Russian, as it happens, the doll that is –
I can read some significance in that:
so full of themselves, they miss the bleeding
obvious. I wiped the dust from off its surface,
made you 21 again and placed us
on the bookshelf where P meets Q.
I’d have liked it before your favourite author
but her shelf’s too close to the ground.
All my books are still in alphabetical order;
I wake at 7 to clean and tidy,
progressing in a clockwise direction,
starting at the front door and ending in the bath.
I compare it to my parents’ wedding picture
that’s hanging next to the dining room door:
they’d a bigger cake, more friends and relations,
dressed black and white, a formal occasion;
contemplative, no eye for the camera.
My mother’s fuller in the face than I remember
and isn’t that an ashtray beside the cake?

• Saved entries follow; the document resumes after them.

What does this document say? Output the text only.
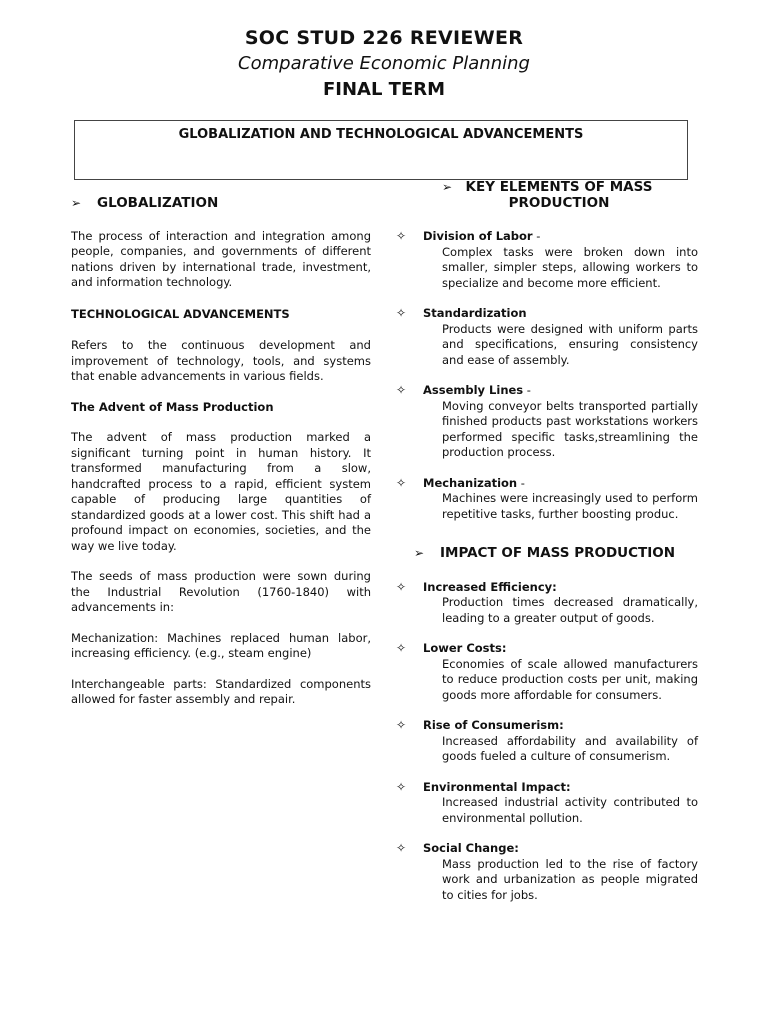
SOC STUD 226 REVIEWER
Comparative Economic Planning
FINAL TERM
GLOBALIZATION AND TECHNOLOGICAL ADVANCEMENTS
➢	GLOBALIZATION

The process of interaction and integration among people, companies, and governments of different nations driven by international trade, investment, and information technology.

TECHNOLOGICAL ADVANCEMENTS

Refers to the continuous development and improvement of technology, tools, and systems that enable advancements in various fields.

The Advent of Mass Production

The advent of mass production marked a significant turning point in human history. It transformed manufacturing from a slow, handcrafted process to a rapid, efficient system capable of producing large quantities of standardized goods at a lower cost. This shift had a profound impact on economies, societies, and the way we live today.

The seeds of mass production were sown during the Industrial Revolution (1760-1840) with advancements in:

Mechanization: Machines replaced human labor, increasing efficiency. (e.g., steam engine)

Interchangeable parts: Standardized components allowed for faster assembly and repair.

➢ KEY ELEMENTS OF MASS PRODUCTION
✧ Division of Labor -
Complex tasks were broken down into smaller, simpler steps, allowing workers to specialize and become more efficient.
✧ Standardization
Products were designed with uniform parts and specifications, ensuring consistency and ease of assembly.
✧ Assembly Lines -
Moving conveyor belts transported partially finished products past workstations workers performed specific tasks,streamlining the production process.
✧ Mechanization -
Machines were increasingly used to perform repetitive tasks, further boosting produc.
➢	IMPACT OF MASS PRODUCTION
✧ Increased Efficiency:
Production times decreased dramatically, leading to a greater output of goods.
✧ Lower Costs:
Economies of scale allowed manufacturers to reduce production costs per unit, making goods more affordable for consumers.
✧ Rise of Consumerism:
Increased affordability and availability of goods fueled a culture of consumerism.
✧ Environmental Impact:
Increased industrial activity contributed to environmental pollution.
✧ Social Change:
Mass production led to the rise of factory work and urbanization as people migrated to cities for jobs.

I blow these pictures up out of proportion
trying to discover germs of the future:
leukaemia, cancer and emphysema
buried within a forgotten Baboushka.
How happy we appear! My Mum said never
had I looked so handsome, like Richard Gere.
Perhaps that’s the joke I’m laughing at.
Behind us I trace the faintest whisper
of the tower blocks blown in ‘88.
As we’re cutting the cake, your face
burns with embarrassment
or anticipation of the sauce to come.
I can feel the grip that you have on my arm,
as if I might be the first to depart.
When lights fade I think I can hear you breathing,
but it’s central heating or a noise in the loft.
I close the windows to keep your scent in
and reach out to touch an amputation –
I said we shouldn’t buy a bed this wide.
You never see pictures taken at funerals
unless somebody important has died.
by Raymond Miller
Editor’s Note: This poem deceives the reader with its conversational tone, but by the fifth stanza, the first touch of foreboding appears. The last stanza’s intense grief is as ordinary as it is difficult.